Die Daten auf heimischen Rechnern sind ohne richterlichen Beschluss vernünftigerweise also kein Freiwild für Ermittlungsbehörden und Datenschützer können des Nachts zumindest wieder ein Auge zutun. Kein Gesetz verbietet es dagegen der Polizei die öffentlichen Bereiche des Internets zu durchleuchten. Aus Unwissen, Ignoranz oder der naiven Vorstellung von Anonymität in den Weiten des Netzes gebenviele Menschen zu viel von sich preis, so dass der milchgläserne User bereits heute Realität ist. Und das Glas klärt zunehmend auf.
Eine der größten Gründe und Gefahren liegt dabei in den immer mehr in Mode kommenden sozialen Netzwerken im Internet. Nach SchülerVZ und StudiVZ geht die Holtzbrinck-Gruppe mit meinVZ auf alle diejenigen los, die sich bei ihrer Persönlichkeitsdarstellung im Netz bisher benachteiligt fühlen konnten. Insgesamt hofft man auf 14 Millionen Mitglieder in Deutschland bis zum Jahresende (Quelle). Facebook (bisher vorwiegend in den USA von Bedeutung) plant eine Übersetzung für die deutsche Kundschaft. Dazu MySpace, Xing und unzählige kleinere – oft themengebundene – Ableger. Wer jetzt noch kein Profil von sich im Internet zur Verfügung stellt ist ein zurückgebliebener Einsiedler, ein Niemand in der stetig zusammenwachsenden Welt der Online-Bekanntschaften.
Wer heute mit Freunden, Mitschülern und Studenten Kontakt aufnimmt, tut dies nicht mehr per elektronischer Post. Man hinterlässt eine Art Graffiti an der Hauswand. Und die steht nicht in Hamburg oder Berlin, sondern bei MySpace oder StudiVZ im Internet. (Quelle)

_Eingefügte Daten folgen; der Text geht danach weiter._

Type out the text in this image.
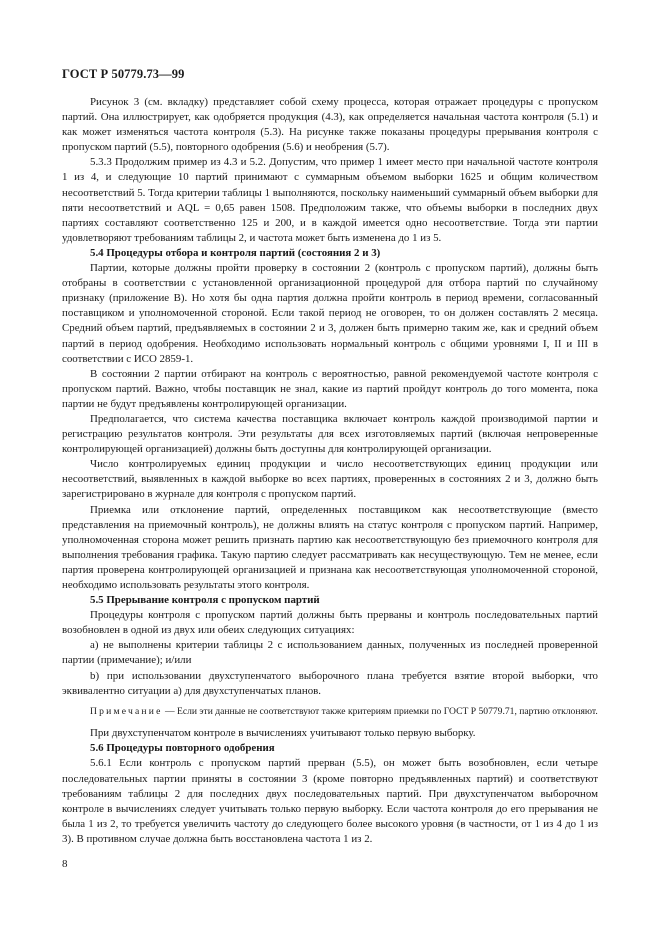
ГОСТ Р 50779.73—99

Рисунок 3 (см. вкладку) представляет собой схему процесса, которая отражает процедуры с пропуском партий. Она иллюстрирует, как одобряется продукция (4.3), как определяется начальная частота контроля (5.1) и как может изменяться частота контроля (5.3). На рисунке также показаны процедуры прерывания контроля с пропуском партий (5.5), повторного одобрения (5.6) и необрения (5.7).

5.3.3 Продолжим пример из 4.3 и 5.2. Допустим, что пример 1 имеет место при начальной частоте контроля 1 из 4, и следующие 10 партий принимают с суммарным объемом выборки 1625 и общим количеством несоответствий 5. Тогда критерии таблицы 1 выполняются, поскольку наименьший суммарный объем выборки для пяти несоответствий и AQL = 0,65 равен 1508. Предположим также, что объемы выборки в последних двух партиях составляют соответственно 125 и 200, и в каждой имеется одно несоответствие. Тогда эти партии удовлетворяют требованиям таблицы 2, и частота может быть изменена до 1 из 5.

5.4 Процедуры отбора и контроля партий (состояния 2 и 3)

Партии, которые должны пройти проверку в состоянии 2 (контроль с пропуском партий), должны быть отобраны в соответствии с установленной организационной процедурой для отбора партий по случайному признаку (приложение В). Но хотя бы одна партия должна пройти контроль в период времени, согласованный поставщиком и уполномоченной стороной. Если такой период не оговорен, то он должен составлять 2 месяца. Средний объем партий, предъявляемых в состоянии 2 и 3, должен быть примерно таким же, как и средний объем партий в период одобрения. Необходимо использовать нормальный контроль с общими уровнями I, II и III в соответствии с ИСО 2859-1.

В состоянии 2 партии отбирают на контроль с вероятностью, равной рекомендуемой частоте контроля с пропуском партий. Важно, чтобы поставщик не знал, какие из партий пройдут контроль до того момента, пока партии не будут предъявлены контролирующей организации.

Предполагается, что система качества поставщика включает контроль каждой производимой партии и регистрацию результатов контроля. Эти результаты для всех изготовляемых партий (включая непроверенные контролирующей организацией) должны быть доступны для контролирующей организации.

Число контролируемых единиц продукции и число несоответствующих единиц продукции или несоответствий, выявленных в каждой выборке во всех партиях, проверенных в состояниях 2 и 3, должно быть зарегистрировано в журнале для контроля с пропуском партий.

Приемка или отклонение партий, определенных поставщиком как несоответствующие (вместо представления на приемочный контроль), не должны влиять на статус контроля с пропуском партий. Например, уполномоченная сторона может решить признать партию как несоответствующую без приемочного контроля для выполнения требования графика. Такую партию следует рассматривать как несуществующую. Тем не менее, если партия проверена контролирующей организацией и признана как несоответствующая уполномоченной стороной, необходимо использовать результаты этого контроля.

5.5 Прерывание контроля с пропуском партий

Процедуры контроля с пропуском партий должны быть прерваны и контроль последовательных партий возобновлен в одной из двух или обеих следующих ситуациях:

а) не выполнены критерии таблицы 2 с использованием данных, полученных из последней проверенной партии (примечание); и/или

b) при использовании двухступенчатого выборочного плана требуется взятие второй выборки, что эквивалентно ситуации а) для двухступенчатых планов.

Примечание — Если эти данные не соответствуют также критериям приемки по ГОСТ Р 50779.71, партию отклоняют.

При двухступенчатом контроле в вычислениях учитывают только первую выборку.

5.6 Процедуры повторного одобрения

5.6.1 Если контроль с пропуском партий прерван (5.5), он может быть возобновлен, если четыре последовательных партии приняты в состоянии 3 (кроме повторно предъявленных партий) и соответствуют требованиям таблицы 2 для последних двух последовательных партий. При двухступенчатом выборочном контроле в вычислениях следует учитывать только первую выборку. Если частота контроля до его прерывания не была 1 из 2, то требуется увеличить частоту до следующего более высокого уровня (в частности, от 1 из 4 до 1 из 3). В противном случае должна быть восстановлена частота 1 из 2.

8
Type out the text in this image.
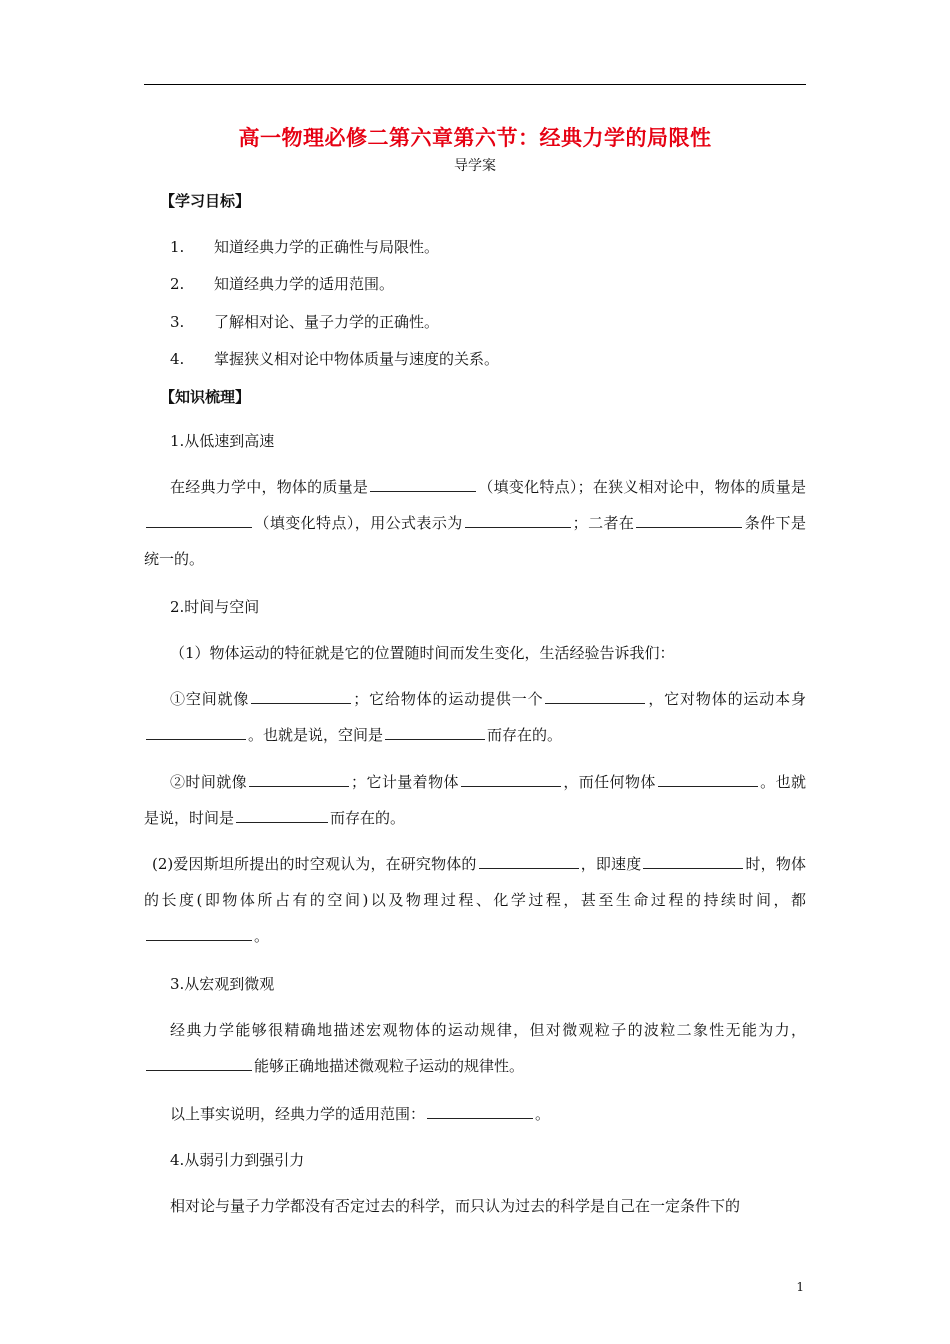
高一物理必修二第六章第六节：经典力学的局限性
导学案
【学习目标】
1. 知道经典力学的正确性与局限性。
2. 知道经典力学的适用范围。
3. 了解相对论、量子力学的正确性。
4. 掌握狭义相对论中物体质量与速度的关系。
【知识梳理】
1.从低速到高速
在经典力学中，物体的质量是	（填变化特点）；在狭义相对论中，物体的质量是（填变化特点），用公式表示为	；二者在	条件下是统一的。
2.时间与空间
（1）物体运动的特征就是它的位置随时间而发生变化，生活经验告诉我们：
①空间就像	；它给物体的运动提供一个	，它对物体的运动本身。也就是说，空间是	而存在的。
②时间就像	；它计量着物体	，而任何物体	。也就是说，时间是	而存在的。
(2)爱因斯坦所提出的时空观认为，在研究物体的	，即速度	时，物体的长度(即物体所占有的空间)以及物理过程、化学过程，甚至生命过程的持续时间，都。
3.从宏观到微观
经典力学能够很精确地描述宏观物体的运动规律，但对微观粒子的波粒二象性无能为力，能够正确地描述微观粒子运动的规律性。
以上事实说明，经典力学的适用范围：	。
4.从弱引力到强引力
相对论与量子力学都没有否定过去的科学，而只认为过去的科学是自己在一定条件下的
1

Andy Warhol sagte, die Ästhetik unserer Tage hieße Erfolg. Dieser lässt sich tatsächlich auf vielfältige Weise erringen: Ein Profil im Internet inklusive Fotos vom letzten durchzechten Wochenende ist cool. Eine Online-Pinnwand mit hunderten von Nachrichten von Online-Freunden zeugt von der eigenen Online-Wichtigkeit. Und das wichtigste – all das ist kostenlos!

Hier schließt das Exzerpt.